Israel also recently entered discussions with the United Nations on a deal to permit the fisherman to repair their boats, following an extended period in which the necessary materials for repairs were not allowed into the Strip.
The UN deal to permit the repair of fishing boats, some of which were damaged in Israeli attacks, includes allowing fiberglass into the enclave – despite its potential military use against Israel in the construction of rockets and drones.
The agreement outlines the UN's responsibility for repairing the boats as well as Israeli oversight, stipulating advanced coordination with Israel and assurances that the materials have only been used for repairs.
Similar arrangements would also be made for the repair of communications infrastructure that until now has been unauthorized.
Israel is further considering permitting Gazans to travel to Jerusalem to pray at the Temple Mount – for the first time since the outbreak of the coronavirus pandemic nearly two years ago.
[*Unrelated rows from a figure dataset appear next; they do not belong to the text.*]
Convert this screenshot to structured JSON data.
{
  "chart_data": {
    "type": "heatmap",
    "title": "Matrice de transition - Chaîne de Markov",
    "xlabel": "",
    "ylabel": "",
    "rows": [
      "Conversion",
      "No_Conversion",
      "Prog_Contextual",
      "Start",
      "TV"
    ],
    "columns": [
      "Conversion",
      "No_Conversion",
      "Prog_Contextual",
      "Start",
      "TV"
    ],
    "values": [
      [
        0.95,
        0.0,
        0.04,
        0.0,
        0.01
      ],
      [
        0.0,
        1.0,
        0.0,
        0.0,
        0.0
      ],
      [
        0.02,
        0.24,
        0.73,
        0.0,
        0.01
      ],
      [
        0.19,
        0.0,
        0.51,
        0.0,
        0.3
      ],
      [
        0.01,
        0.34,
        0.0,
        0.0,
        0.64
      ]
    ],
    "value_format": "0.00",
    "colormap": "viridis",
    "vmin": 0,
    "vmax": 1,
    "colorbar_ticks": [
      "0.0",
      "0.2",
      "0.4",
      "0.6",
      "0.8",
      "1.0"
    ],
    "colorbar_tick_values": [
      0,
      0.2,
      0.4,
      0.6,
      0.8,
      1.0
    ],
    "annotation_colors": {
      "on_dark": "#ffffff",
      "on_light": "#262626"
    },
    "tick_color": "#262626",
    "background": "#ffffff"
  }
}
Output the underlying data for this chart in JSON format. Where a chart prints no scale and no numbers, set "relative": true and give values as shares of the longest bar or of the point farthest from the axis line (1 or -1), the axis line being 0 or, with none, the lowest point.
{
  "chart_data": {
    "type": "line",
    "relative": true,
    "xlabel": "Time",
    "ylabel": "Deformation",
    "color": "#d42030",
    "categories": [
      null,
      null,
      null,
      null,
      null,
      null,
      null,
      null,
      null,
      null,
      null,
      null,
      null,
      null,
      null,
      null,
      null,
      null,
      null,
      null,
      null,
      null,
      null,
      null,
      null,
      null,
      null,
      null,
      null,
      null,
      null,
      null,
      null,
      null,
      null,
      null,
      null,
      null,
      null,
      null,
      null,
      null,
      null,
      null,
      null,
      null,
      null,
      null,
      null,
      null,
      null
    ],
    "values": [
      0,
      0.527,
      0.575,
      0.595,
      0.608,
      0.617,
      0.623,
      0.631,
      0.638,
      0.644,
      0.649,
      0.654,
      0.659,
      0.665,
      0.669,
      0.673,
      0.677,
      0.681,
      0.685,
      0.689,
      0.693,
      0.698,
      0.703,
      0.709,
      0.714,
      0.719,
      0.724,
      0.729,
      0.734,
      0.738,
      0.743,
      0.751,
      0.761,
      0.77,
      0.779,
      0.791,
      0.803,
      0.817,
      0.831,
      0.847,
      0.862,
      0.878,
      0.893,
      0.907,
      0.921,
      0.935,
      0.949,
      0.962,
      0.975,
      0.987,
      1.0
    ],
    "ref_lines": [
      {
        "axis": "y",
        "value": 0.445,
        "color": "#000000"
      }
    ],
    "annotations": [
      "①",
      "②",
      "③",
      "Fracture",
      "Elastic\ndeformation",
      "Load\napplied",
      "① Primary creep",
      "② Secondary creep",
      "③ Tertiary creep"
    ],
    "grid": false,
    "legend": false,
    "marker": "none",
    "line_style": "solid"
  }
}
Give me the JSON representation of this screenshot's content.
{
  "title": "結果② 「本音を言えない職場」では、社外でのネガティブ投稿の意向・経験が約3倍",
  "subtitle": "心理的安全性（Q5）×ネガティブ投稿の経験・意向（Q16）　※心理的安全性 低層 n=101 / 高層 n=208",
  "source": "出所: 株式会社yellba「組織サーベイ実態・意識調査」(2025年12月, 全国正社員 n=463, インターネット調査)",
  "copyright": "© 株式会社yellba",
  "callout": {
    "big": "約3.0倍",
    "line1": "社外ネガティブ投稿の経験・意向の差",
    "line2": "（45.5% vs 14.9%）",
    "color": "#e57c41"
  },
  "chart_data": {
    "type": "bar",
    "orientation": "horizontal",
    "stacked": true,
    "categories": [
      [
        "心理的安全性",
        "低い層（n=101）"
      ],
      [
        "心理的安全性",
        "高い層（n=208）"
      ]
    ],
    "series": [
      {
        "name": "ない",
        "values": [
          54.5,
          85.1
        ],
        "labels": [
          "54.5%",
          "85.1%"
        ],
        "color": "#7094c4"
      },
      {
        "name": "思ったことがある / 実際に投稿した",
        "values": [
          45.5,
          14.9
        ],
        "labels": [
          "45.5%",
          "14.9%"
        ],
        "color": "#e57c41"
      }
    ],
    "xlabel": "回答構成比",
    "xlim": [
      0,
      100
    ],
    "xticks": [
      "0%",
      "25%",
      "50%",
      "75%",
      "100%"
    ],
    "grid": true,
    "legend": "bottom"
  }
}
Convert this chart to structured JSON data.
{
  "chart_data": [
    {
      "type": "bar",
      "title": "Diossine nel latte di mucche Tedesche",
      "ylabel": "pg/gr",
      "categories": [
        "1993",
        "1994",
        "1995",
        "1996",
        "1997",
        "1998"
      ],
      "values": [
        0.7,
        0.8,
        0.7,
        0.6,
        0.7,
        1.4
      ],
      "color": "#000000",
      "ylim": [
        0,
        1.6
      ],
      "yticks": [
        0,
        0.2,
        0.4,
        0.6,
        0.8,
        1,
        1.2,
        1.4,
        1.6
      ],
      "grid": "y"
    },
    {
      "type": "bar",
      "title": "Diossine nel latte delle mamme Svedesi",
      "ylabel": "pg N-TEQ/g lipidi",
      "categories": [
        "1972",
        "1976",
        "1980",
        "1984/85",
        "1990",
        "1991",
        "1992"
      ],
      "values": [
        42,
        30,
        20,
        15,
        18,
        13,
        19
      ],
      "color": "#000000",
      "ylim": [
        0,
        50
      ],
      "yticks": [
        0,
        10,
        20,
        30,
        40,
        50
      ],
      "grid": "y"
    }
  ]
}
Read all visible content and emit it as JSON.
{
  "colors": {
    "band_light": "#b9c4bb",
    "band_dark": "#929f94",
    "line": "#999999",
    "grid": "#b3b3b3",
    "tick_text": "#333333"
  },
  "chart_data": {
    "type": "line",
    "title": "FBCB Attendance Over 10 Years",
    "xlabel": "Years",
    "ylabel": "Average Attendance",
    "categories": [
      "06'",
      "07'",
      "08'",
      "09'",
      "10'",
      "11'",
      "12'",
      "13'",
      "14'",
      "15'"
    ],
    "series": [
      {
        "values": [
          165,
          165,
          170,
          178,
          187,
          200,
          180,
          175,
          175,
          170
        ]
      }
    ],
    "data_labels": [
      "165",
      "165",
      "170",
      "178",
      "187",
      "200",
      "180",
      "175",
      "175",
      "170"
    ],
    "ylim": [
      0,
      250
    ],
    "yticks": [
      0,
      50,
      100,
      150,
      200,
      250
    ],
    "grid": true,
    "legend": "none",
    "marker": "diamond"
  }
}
If granted, such permissions would include age restrictions and be subject to approval by Israel’s Shin Bet security agency that those seeking entry have not been involved in what would be considered terrorist activity.
Beyond economic concessions, Israel has in recent months been attempting to prevent Hamas from strengthening its influence in the West Bank, where the militant group has been working to boost its position against the backdrop of what it views as the weakness of the Palestinian Authority.
Last month, dozens of Hamas activists whom Israel accused of planning terrorist attacks – including attacks within Israel's 1967 borders – were arrested.
Last week, the Palestinian Authority suffered losses in local elections in rural areas of the West Bank – elections in which Hamas did not officially participate. Most of the winning candidates were independents, though some are affiliated with Hamas. At the same time, the Palestinian Authority replaced several members of their security personnel, following incidents that were perceived as demonstrations by Hamas, including at funerals of those killed in clashes with the Israeli army and at marches calling for the release of prisoners.